The piece of pottery became more beautiful for having been broken. The true life of the bowl began the moment it was dropped. The proof of its fragility and its resilience was what made it beautiful.

This metaphor isn’t all that different from that of people going through the end of a committed relationship. But somehow, the broken relationship can lead to the belief that they themselves are broken and beyond repair; that life will never be happy again because without their partner they are no longer worthwhile.

Dr. Bruce Fisher, in his book Rebuilding: When Your Relationship Ends stated “For many people, divorce is a broken experience, and before they can go on with their lives they need to pick up the pieces.“  When a relationship ends it seems to bring with it so many words that refer to it’s brokenness; split, destroyed, ruined, coming apart, divided, shattered or fragmented.

As the above story states, it is like the precious bowl that slips from your grip only to crash to the floor and break into pieces.
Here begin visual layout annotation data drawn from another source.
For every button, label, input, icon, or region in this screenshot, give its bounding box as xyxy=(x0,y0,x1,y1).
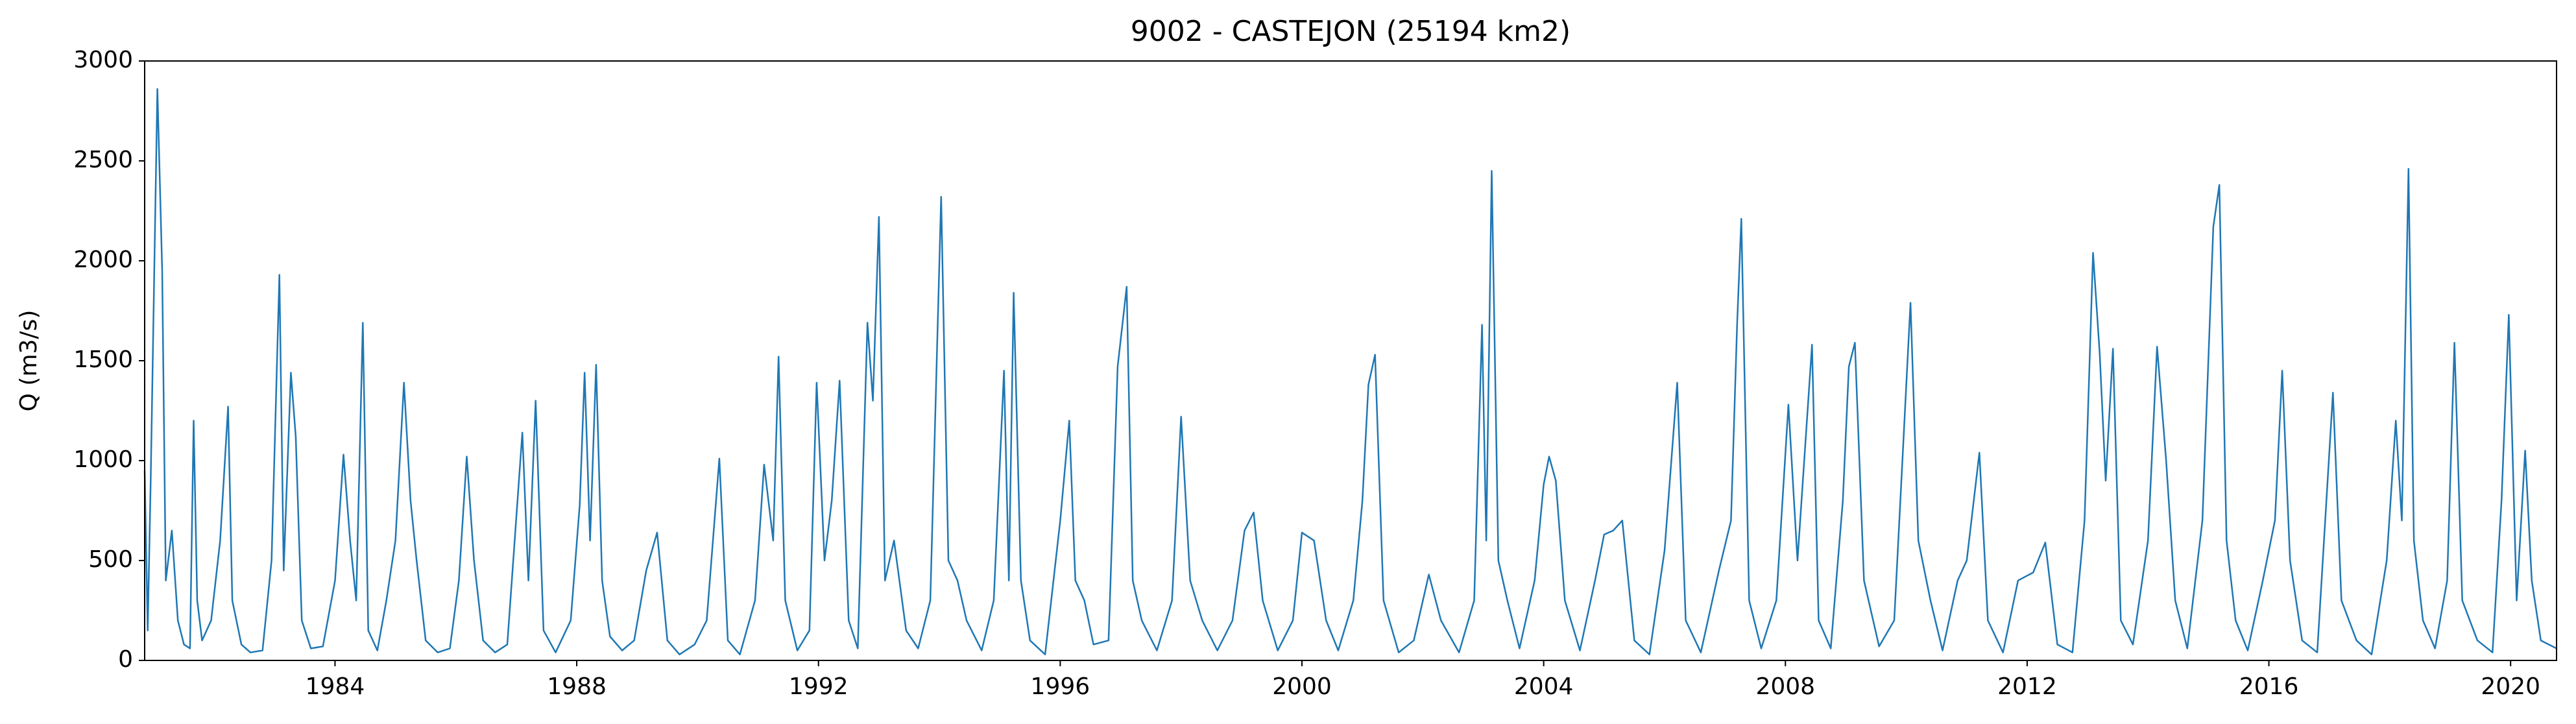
x-tick-label: 2000 xyxy=(1272,673,1332,700)
x-tick-label: 2020 xyxy=(2481,673,2540,700)
y-tick-label: 1500 xyxy=(73,346,133,373)
y-tick-label: 500 xyxy=(88,546,133,573)
x-tick-label: 1988 xyxy=(547,673,607,700)
chart-title: 9002 - CASTEJON (25194 km2) xyxy=(1131,15,1571,48)
y-tick-label: 1000 xyxy=(73,446,133,473)
x-tick-label: 2008 xyxy=(1755,673,1815,700)
y-tick-label: 2000 xyxy=(73,247,133,273)
x-tick-label: 2012 xyxy=(1997,673,2057,700)
y-axis-label: Q (m3/s) xyxy=(16,310,42,412)
x-tick-label: 1996 xyxy=(1031,673,1090,700)
y-tick-label: 3000 xyxy=(73,47,133,73)
plot-frame xyxy=(144,60,2557,661)
x-tick-label: 2016 xyxy=(2239,673,2299,700)
y-tick-label: 0 xyxy=(118,646,133,673)
x-tick-label: 1992 xyxy=(789,673,849,700)
x-tick-label: 1984 xyxy=(306,673,365,700)
data-line xyxy=(143,88,2557,656)
y-tick-label: 2500 xyxy=(73,147,133,173)
x-tick-label: 2004 xyxy=(1514,673,1574,700)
First there is a sense of disbelief, “I can’t believe I just dropped this.” or “How did this happen? This was grandmother’s favorite bowl.”   Then as you stare at the fragments on the floor there is a realization that what shouldn’t have happened DID happen and there is no going back; there is too much damage and the bowl doesn’t seem to be repairable.

This is followed by the feelings that come when what you ideally want and what you have are two different things.  Sadness, anger, hurt, disappointment, guilt and fear set in. “What will grandmother think when she hears I have broken her favorite bowl that she gave to me?”
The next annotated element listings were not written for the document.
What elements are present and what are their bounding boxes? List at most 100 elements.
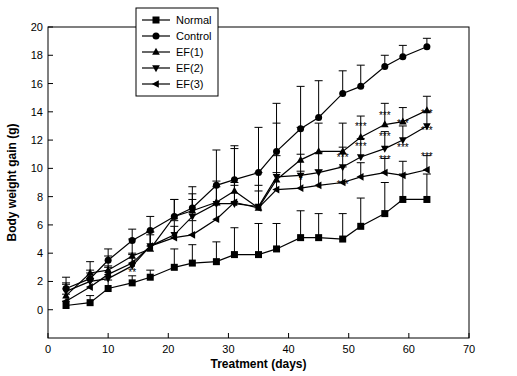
data-point	[315, 147, 323, 154]
error-bar-cap	[170, 226, 178, 227]
error-bar-cap	[399, 161, 407, 162]
y-tick-label: 18	[31, 49, 43, 61]
data-point	[189, 260, 196, 267]
data-point	[147, 274, 154, 281]
error-bar-cap	[86, 278, 94, 279]
error-bar-cap	[188, 199, 196, 200]
data-point	[170, 212, 178, 219]
error-bar-cap	[399, 45, 407, 46]
series-line	[66, 47, 427, 289]
error-bar	[297, 86, 305, 128]
plot-frame	[48, 27, 469, 338]
error-bar-cap	[170, 220, 178, 221]
x-axis-label: Treatment (days)	[210, 357, 306, 371]
y-tick	[48, 83, 53, 84]
error-bar-cap	[399, 107, 407, 108]
y-tick-label: 14	[31, 106, 43, 118]
significance-annotation: **	[128, 267, 136, 278]
error-bar-stem	[234, 185, 235, 202]
error-bar-cap	[255, 172, 263, 173]
error-bar	[315, 123, 323, 151]
error-bar-cap	[86, 272, 94, 273]
error-bar-cap	[86, 295, 94, 296]
error-bar-cap	[188, 186, 196, 187]
significance-annotation: ***	[397, 142, 409, 153]
error-bar-cap	[297, 127, 305, 128]
y-tick	[48, 309, 53, 310]
series-line	[66, 170, 427, 301]
error-bar	[255, 223, 263, 254]
error-bar-stem	[276, 123, 277, 180]
y-tick	[48, 253, 53, 254]
x-tick	[168, 333, 169, 338]
legend-label: EF(1)	[176, 46, 204, 58]
data-point	[255, 251, 262, 258]
error-bar-cap	[230, 148, 238, 149]
data-point	[339, 236, 346, 243]
y-tick	[48, 140, 53, 141]
data-point	[381, 169, 388, 177]
error-bar-cap	[357, 162, 365, 163]
data-point	[129, 279, 136, 286]
error-bar-stem	[342, 214, 343, 239]
y-tick-label: 8	[37, 191, 43, 203]
error-bar-cap	[357, 198, 365, 199]
data-point	[230, 198, 237, 206]
y-tick	[48, 224, 53, 225]
error-bar-cap	[297, 210, 305, 211]
error-bar-cap	[62, 294, 70, 295]
y-tick-label: 2	[37, 275, 43, 287]
data-point	[381, 120, 389, 127]
data-point	[254, 204, 261, 212]
error-bar	[381, 183, 389, 214]
error-bar-cap	[339, 213, 347, 214]
error-bar-stem	[300, 211, 301, 238]
error-bar-stem	[318, 214, 319, 238]
data-point	[339, 90, 346, 97]
significance-annotation: *	[299, 175, 303, 186]
y-tick-label: 12	[31, 134, 43, 146]
error-bar-stem	[384, 183, 385, 214]
data-point	[423, 196, 430, 203]
error-bar-cap	[146, 231, 154, 232]
series	[62, 38, 431, 292]
error-bar-cap	[146, 216, 154, 217]
error-bar-cap	[381, 103, 389, 104]
data-point	[272, 186, 279, 194]
error-bar-cap	[128, 229, 136, 230]
data-point	[273, 245, 280, 252]
y-tick	[48, 27, 53, 28]
error-bar	[255, 127, 263, 172]
significance-annotation: ***	[379, 154, 391, 165]
error-bar-cap	[170, 248, 178, 249]
error-bar-cap	[255, 127, 263, 128]
data-point	[62, 289, 70, 296]
series	[62, 156, 431, 305]
legend: NormalControlEF(1)EF(2)EF(3)	[136, 8, 218, 96]
x-tick-label: 10	[102, 343, 114, 355]
error-bar-cap	[230, 182, 238, 183]
error-bar-cap	[273, 103, 281, 104]
error-bar	[315, 153, 323, 173]
data-point	[423, 166, 430, 174]
error-bar-cap	[357, 138, 365, 139]
data-point	[399, 172, 406, 180]
data-point	[399, 53, 406, 60]
legend-label: EF(2)	[176, 62, 204, 74]
error-bar-stem	[318, 123, 319, 151]
data-point	[146, 242, 153, 250]
error-bar-stem	[426, 174, 427, 199]
significance-annotation: ***	[337, 152, 349, 163]
data-point	[170, 234, 177, 242]
plot-area	[62, 38, 431, 309]
significance-annotation: *	[317, 183, 321, 194]
error-bar-cap	[230, 185, 238, 186]
error-bar	[128, 239, 136, 256]
data-point	[213, 258, 220, 265]
error-bar-cap	[423, 38, 431, 39]
data-point	[399, 196, 406, 203]
legend-marker	[152, 48, 160, 55]
data-point	[357, 173, 364, 181]
significance-annotation: ***	[421, 108, 433, 119]
error-bar-cap	[315, 80, 323, 81]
The next moment brings another attempt to go back in time and prevent the incident.  “If I hadn’t been in such a hurry then I wouldn’t have dropped the bowl.” “If you had just given me more warning that you were going to pass it, I would have been more watchful.” We try to fix a situation by affixing blame to either ourselves or to someone else.

And then we hit the fork in the road.  Choices loom over us awaiting a decision; a call to action.  Should I sweep it under the rug and not look at it for awhile. Do I just trash it all and run out and buy some reasonable facsimile to fill up my hands? Or, should I do what I can to piece it together only to be left with an ugly version of something beautiful that once was?

At some point a person begins to realize that they can’t change what has happened.  But if they continue to focus on the brokenness and the loss, they may miss the opportunity to see that breakage and repair is just part of being human. And part of being human is getting a chance to start over. Helen Keller said, “When one door of happiness closes, another opens; but often we look so long at the closed door that we do not see the one which has opened for us.”  When you begin to fill in the fractures of your life with new experiences, new goals, new friends and new meaning you might just begin to see that brokenness can be turned into something even better if you let go of what was and embrace what can be.

“All that is gold does not glitter, not all those who wander are lost; the old that is strong does not wither, deep roots are not reached by the frost. From the ashes a fire shall be woken, a light from the shadows shall spring; renewed shall be the blade that was broken, the crown-less again shall be king.” – J.R.R. Tolkien’s The Fellowship of the Ring.